I had an incredibly successful week, which I will now recap for you so that you may understand my justification of a lazy Saturday morning.
Monday: went to the gym, had an awesome audition for the developmental lab of Monsoon Wedding (an Indian inspired musical!), cooked chicken tiki masala with my culinary wizard of a friend and then went out for drinks and proceeded to get appropriately drunk
Tuesday: went to the gym, went to work
Wednesday: went to the gym, went to work
I never selfie but when I do, I take it very seriously.
Thursday (big day): went to the gym, had lunch with old friends that I don’t see often enough at Room Service (arguably the best lunch special in Manhattan), got a haircut at the Laura Braunstein Salon on the UWS (free cocktail and/or glass of wine with every service, where have you been all my life?), got dolled up and went to the Young Audiences Gala After Party at the Waldorf Astoria where I proceeded to win the lottery for two roundtrip tickets on Southwest Airlines (someday I will make a point to play the actual lottery)

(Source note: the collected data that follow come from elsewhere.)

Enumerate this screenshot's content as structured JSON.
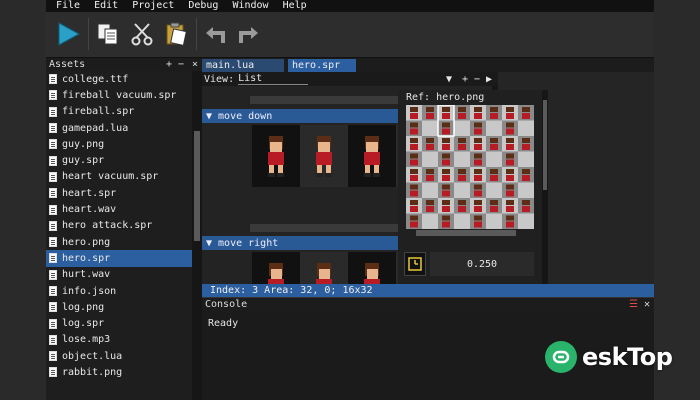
{
  "menu": [
    "File",
    "Edit",
    "Project",
    "Debug",
    "Window",
    "Help"
  ],
  "toolbar": {
    "buttons": [
      "play-icon",
      "copy-icon",
      "cut-icon",
      "paste-icon",
      "undo-icon",
      "redo-icon"
    ]
  },
  "assets": {
    "title": "Assets",
    "actions": [
      "+",
      "−",
      "×"
    ],
    "items": [
      "college.ttf",
      "fireball vacuum.spr",
      "fireball.spr",
      "gamepad.lua",
      "guy.png",
      "guy.spr",
      "heart vacuum.spr",
      "heart.spr",
      "heart.wav",
      "hero attack.spr",
      "hero.png",
      "hero.spr",
      "hurt.wav",
      "info.json",
      "log.png",
      "log.spr",
      "lose.mp3",
      "object.lua",
      "rabbit.png"
    ],
    "selected": "hero.spr"
  },
  "tabs": [
    "main.lua",
    "hero.spr"
  ],
  "active_tab": "hero.spr",
  "view": {
    "label": "View:",
    "value": "List",
    "actions": [
      "+",
      "−",
      "▶"
    ]
  },
  "sequences": [
    {
      "name": "move down",
      "frame_count": 4
    },
    {
      "name": "move right",
      "frame_count": 4
    }
  ],
  "ref": {
    "title": "Ref: hero.png",
    "value": "0.250"
  },
  "status": {
    "text": "Index: 3  Area: 32, 0; 16x32"
  },
  "console": {
    "title": "Console",
    "output": "Ready"
  },
  "watermark": {
    "text": "eskTop"
  },
  "colors": {
    "accent": "#2c5fa0",
    "background": "#252526",
    "menubar": "#111111"
  }
}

Friday: went to an amazing yoga class with an old friend (and fellow blogger!), followed up my sweat session with an all you can eat pasta special and a bottle of wine (with a friend), went to work 
I was having a great week! And around 1:00pm it all came crashing down.
That little nagging abdominal pain I mentioned earlier had turned into something completely intolerable. It was radiating from my lower right abdominal quadrant, which (because I am my father’s daughter) I know is where the appendix is located. So between my own genius and WebMD I came to the conclusion that my appendix was going to explode. I hobbled down the block to the emergency room and was practically in tears at this point. I was also imaging the worst case scenario, which is a habit I inherited from my dear father, and was actually scaring myself. 
After the following exams/experiments/injections- one round of bloodwork, one CT scan (which involved drinking this nasty contrast shit every 20 minutes for an hour and a half then waiting another hour for it to kick in), and one dose of intravenously injected morphine/anti-nausea medication- the doctors were finally able to tell me what the hell was happening to me.
The diagnosis: a kidney stone
The prognosis: wait for it to pass
At this point, I had been in the emergency room for 7+ hours and the last thing I wanted to hear was that there was nothing to be done about this insane pain I was experiencing. But this is me we’re talking about so naturally, the most ridiculous, random situation had to unfold. They discharged me and I hobbled home to eat my feelings courtesy of Seamless.
It’s been a week and a half and I’m pretty sure Stoney (as my dear friend termed this ailment) is still hanging out in my system. I am in much less pain and I have to pee approximately every half hour. If there’s a line for the bathroom, I’ve resorted to telling people I’m pregnant and it’s emergent. This is where I’m at.
I find myself often thinking of the adage, “This too shall pass”, and then I immediately think about something Pinterest passed along my way while back. 
As if my sudden bout with calcium oxalate stones wasn’t absurdly spontaneous enough, yesterday I got a text from my best friend saying she has pink eye.